L’histoire

PRIX FEMINA 2023

Après Christine Angot, Vanessa Springora, Camille Kouchner, Martine Magnin et même Virginia Woolf, voici encore un roman sur l’inceste.

Ce livre est différent, on perçoit moins les émotions de la petite fille sauf dans les dernières pages où elle décrit les dégâts.

C’est une autopsie, Neige ne cherche pas à comprendre la douleur de la petite fille qu’elle était, elle ne se lamente pas sur son sort, elle cherche à comprendre la personnalité de son violeur, à décrypter froidement la mécanique du viol.

A l’origine un bourreau narcissique, qui la place sous servitude, en assujettissement absolu. Elle reste d’ailleurs prisonnière de ce qu’elle a vécu et ressent la honte de la victime.

Neige, qui a gardé son vrai nom, prend la plume pour raconter les viols qu’elle a subis, de la part de son beau père, de sa prime enfance, jusqu’à ses 14 ans.

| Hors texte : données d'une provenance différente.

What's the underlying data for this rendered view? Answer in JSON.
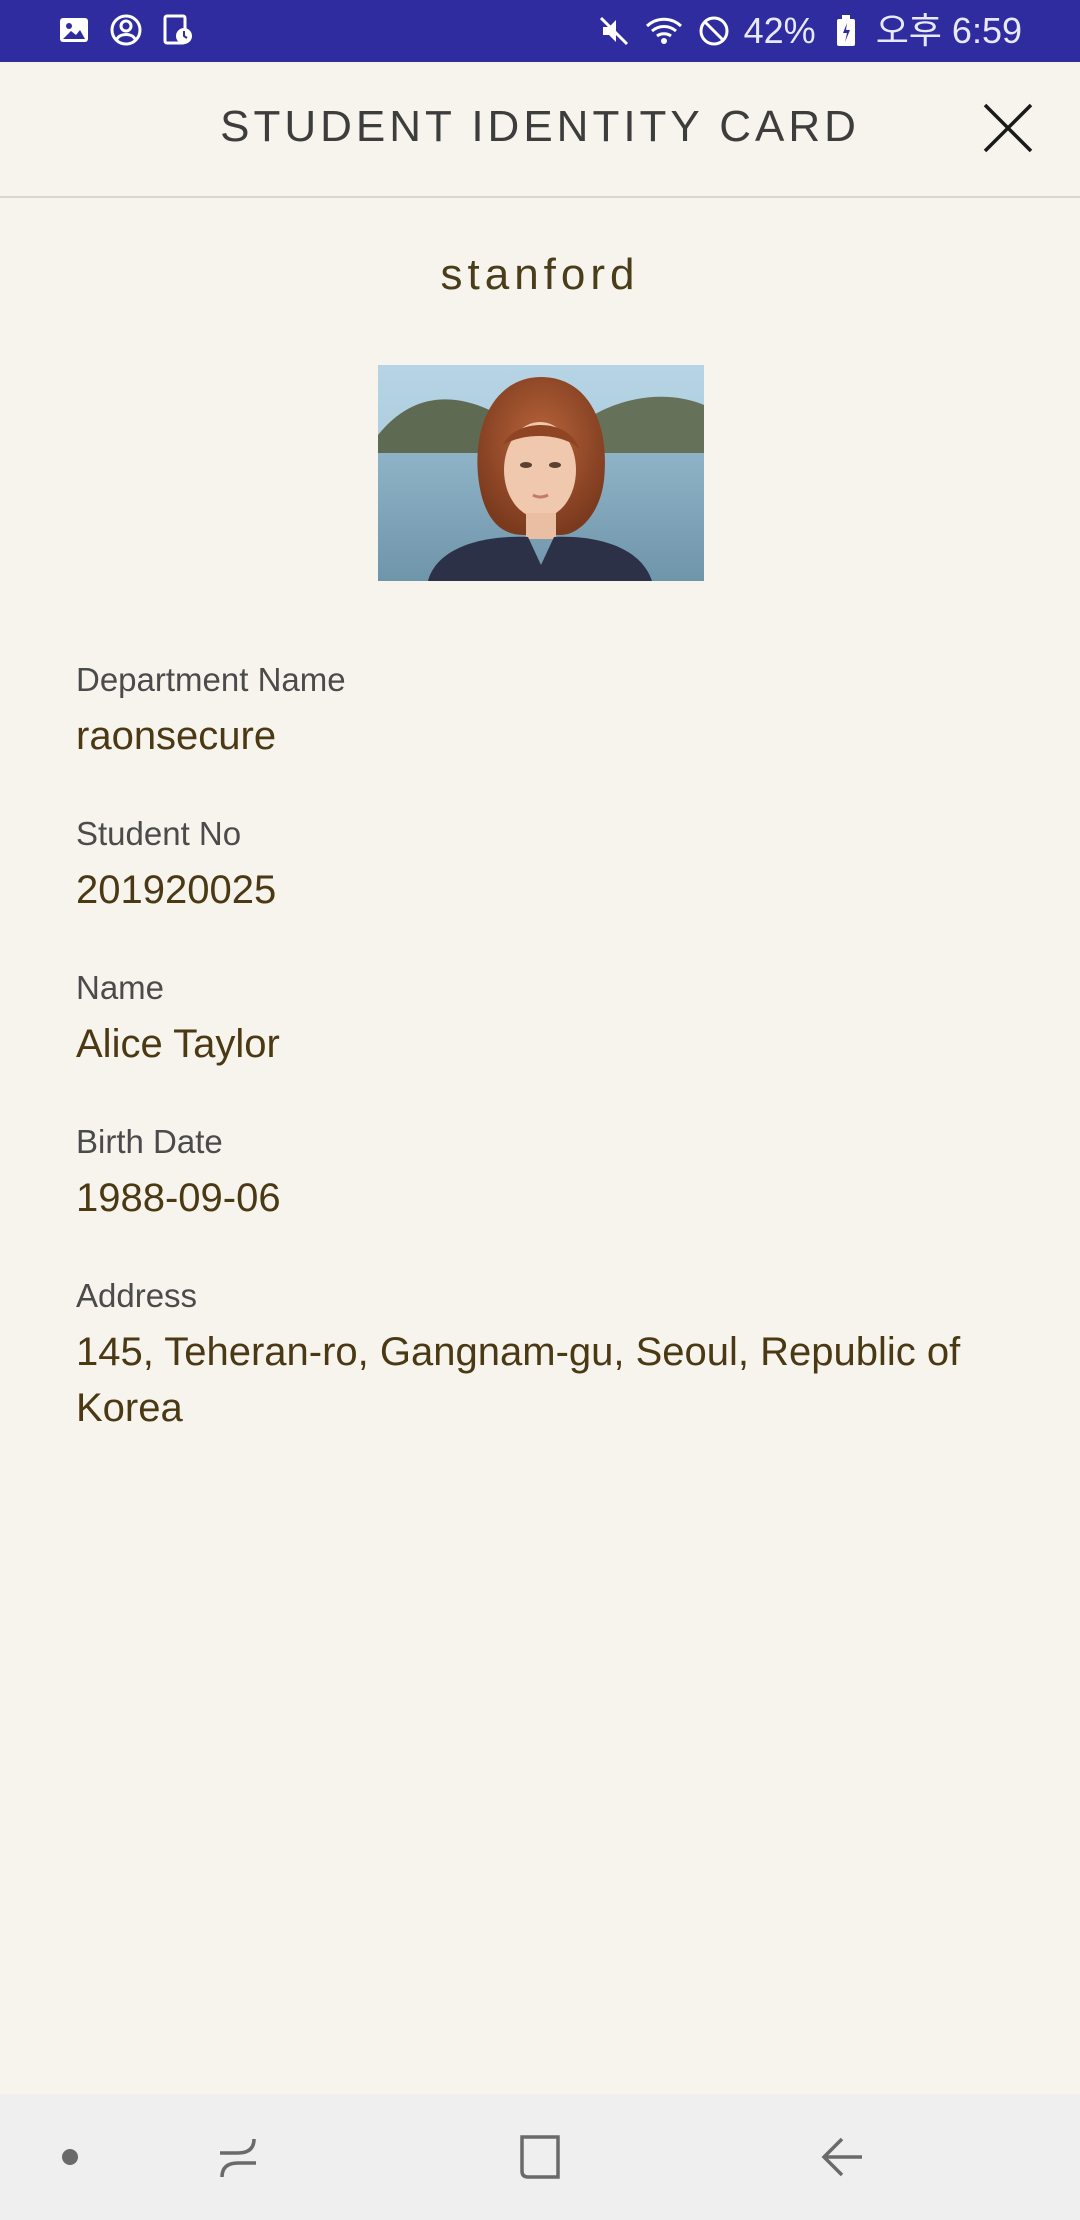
{
  "status_bar": {
    "battery": "42%",
    "time": "오후 6:59",
    "icons": [
      "gallery-icon",
      "account-circle-icon",
      "screen-record-icon",
      "mute-icon",
      "wifi-icon",
      "do-not-disturb-icon",
      "battery-icon"
    ]
  },
  "header": {
    "title": "STUDENT IDENTITY CARD",
    "close_icon": "close-icon"
  },
  "card": {
    "school": "stanford",
    "fields": [
      {
        "label": "Department Name",
        "value": "raonsecure"
      },
      {
        "label": "Student No",
        "value": "201920025"
      },
      {
        "label": "Name",
        "value": "Alice Taylor"
      },
      {
        "label": "Birth Date",
        "value": "1988-09-06"
      },
      {
        "label": "Address",
        "value": "145, Teheran-ro, Gangnam-gu, Seoul, Republic of Korea"
      }
    ]
  },
  "nav_bar": {
    "icons": [
      "dot-icon",
      "recent-apps-icon",
      "home-icon",
      "back-icon"
    ]
  },
  "colors": {
    "status_bar": "#2e2c9e",
    "background": "#f7f4ee",
    "value_text": "#4a3913",
    "label_text": "#4b4b4b",
    "nav_bar": "#efefef"
  }
}
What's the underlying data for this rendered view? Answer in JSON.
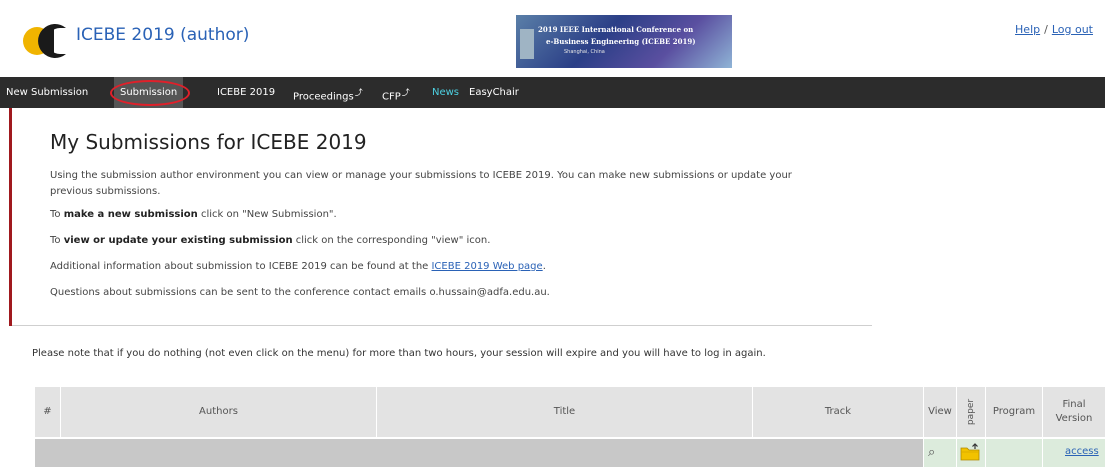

Elle a supporté l’inceste pour ne pas faire éclater sa famille, mais lorsqu’elle s’est posée la question de savoir si ses petites sœurs n’allaient pas subir le même sort, elle a parlé, elle avait eu le temps d’ analyser le concept du viol et du pouvoir puissant de l’autre.

Cet autre a avoué les faits, il y a eu procès et condamnation.

Neige a fait sa vie, est partie au Mexique, s’est mariée, a eu une fille… Pourtant son livre nous raconte qu’on ne peut pas oublier, qu’il faut digérer, faire avec, accepter les -crises- les moments où tout revient dans une grande claque. Il faut faire le constat que rien ne sauve, ni la littérature, ni la parole, même si cela procure un certain soulagement. Difficile de faire de belles phrases avec de l’horreur. 

Impartiale, et d’une franchise absolue, l’auteure va essayer de comprendre le cheminement qui fait passer le violeur à l’acte, elle explore toutes les facettes de ce crime systémique qui fracasse les vies.

C’est une analyse froide qui ne se complaît pas dans le voyeurisme, même pour la sodomie, elle nous explique le processus avec intelligence et objectivité.

Bien sûr qu’il faut en parler, raconter, ouvrir et ré-ouvrir sans cesse le sujet, pour toutes les victimes, mais je sature, vraiment.

Dès les premières pages, j’ai néanmoins compris que j’allais lire et comprendre de façon différente.